Como entrar numa intriga à maneira de James Bond e... sobreviver? Sendo mulher, entenda-se — este texto foi publicado no Diário de Notícias (18 de Agosto), com o título 'Memórias e ironia da Guerra Fria'.
Num momento antológico de Salt, a agente da CIA Evelyn Salt procura estancar o sangue de uma ferida na anca. Envolvida numa perseguição vertiginosa, recorre à única solução disponível: um penso higiénico (tendo o cuidado de colocar a fita adesiva directamente sobre a ferida). Sem desprimor para Tom Cruise, não será fácil imaginá-lo a adoptar uma solução tão bizarra e, afinal, de tão desarmante naturalidade (Salt foi inicialmente escrito para Cruise que acabou por desistir do projecto, considerando-o demasiado próximo da série Missão Impossível). Com Angelina Jolie no papel de Evelyn, o momento decorre do mais puro espectáculo: um gesto dramaticamente justificado que integra a sua própria ironia.
Aliás, Salt é, todo ele, um projecto indissociável de uma desconcertante estratégia irónica. E não apenas porque Angelina Jolie representa, com evidente satisfação e elaborado savoir faire, uma espécie de “correcção” feminina do modelo de James Bond. Também porque a realização de Philip Noyce [foto] convoca, sem complexos, todo um aparato ideológico cujas ramificações vêm do período da Guerra Fria, com componentes dramáticas que evocam o thriller político de Hollywood na década de 70: lembremos os exemplos de A Última Testemunha (1974), de Alan J. Pakula, e sobretudo Os Três Dias do Condor (1975), de Sydney Pollack.

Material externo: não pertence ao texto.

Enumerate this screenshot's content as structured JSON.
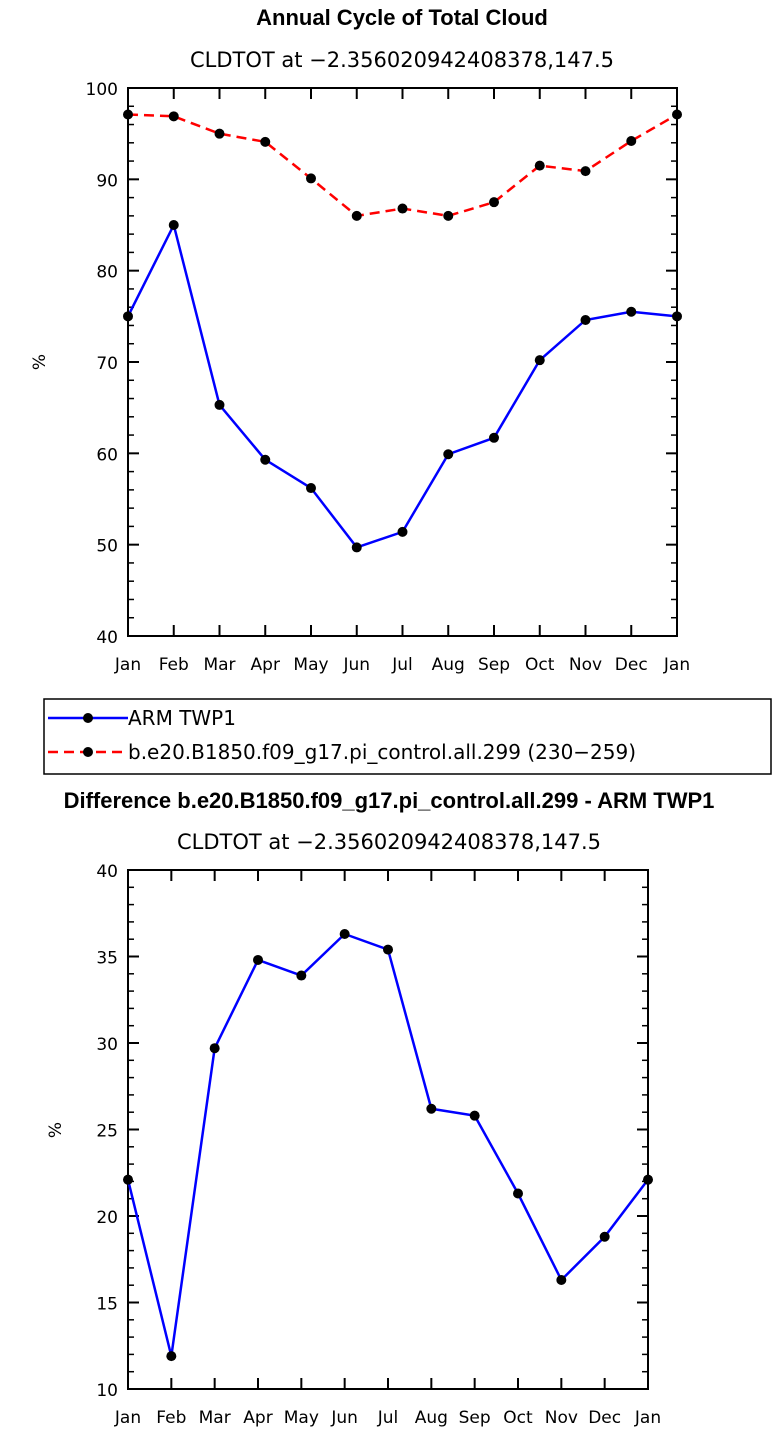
{
  "chart_data": [
    {
      "type": "line",
      "title": "Annual Cycle of Total Cloud",
      "subtitle": "CLDTOT at −2.356020942408378,147.5",
      "xlabel": "",
      "ylabel": "%",
      "categories": [
        "Jan",
        "Feb",
        "Mar",
        "Apr",
        "May",
        "Jun",
        "Jul",
        "Aug",
        "Sep",
        "Oct",
        "Nov",
        "Dec",
        "Jan"
      ],
      "ylim": [
        40,
        100
      ],
      "yticks": [
        40,
        50,
        60,
        70,
        80,
        90,
        100
      ],
      "grid": false,
      "legend_placement": "below",
      "series": [
        {
          "name": "ARM TWP1",
          "color": "#0000ff",
          "style": "solid",
          "marker": "filled-circle",
          "values": [
            75.0,
            85.0,
            65.3,
            59.3,
            56.2,
            49.7,
            51.4,
            59.9,
            61.7,
            70.2,
            74.6,
            75.5,
            75.0
          ]
        },
        {
          "name": "b.e20.B1850.f09_g17.pi_control.all.299 (230−259)",
          "color": "#ff0000",
          "style": "dashed",
          "marker": "filled-circle",
          "values": [
            97.1,
            96.9,
            95.0,
            94.1,
            90.1,
            86.0,
            86.8,
            86.0,
            87.5,
            91.5,
            90.9,
            94.2,
            97.1
          ]
        }
      ]
    },
    {
      "type": "line",
      "title": "Difference b.e20.B1850.f09_g17.pi_control.all.299 - ARM TWP1",
      "subtitle": "CLDTOT at −2.356020942408378,147.5",
      "xlabel": "",
      "ylabel": "%",
      "categories": [
        "Jan",
        "Feb",
        "Mar",
        "Apr",
        "May",
        "Jun",
        "Jul",
        "Aug",
        "Sep",
        "Oct",
        "Nov",
        "Dec",
        "Jan"
      ],
      "ylim": [
        10,
        40
      ],
      "yticks": [
        10,
        15,
        20,
        25,
        30,
        35,
        40
      ],
      "grid": false,
      "series": [
        {
          "color": "#0000ff",
          "style": "solid",
          "marker": "filled-circle",
          "values": [
            22.1,
            11.9,
            29.7,
            34.8,
            33.9,
            36.3,
            35.4,
            26.2,
            25.8,
            21.3,
            16.3,
            18.8,
            22.1
          ]
        }
      ]
    }
  ]
}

Claro que Salt é produto de uma máquina de produção tecnicamente sofisticada. Mas a sua nostalgia narrativa confere-lhe uma dimensão física, à flor da pele, que se tornou coisa rara nos produtos iludidos pela proliferação dos efeitos especiais. Convenhamos que fazer drama com um penso higiénico não é simples. Sobretudo conservando o glamour.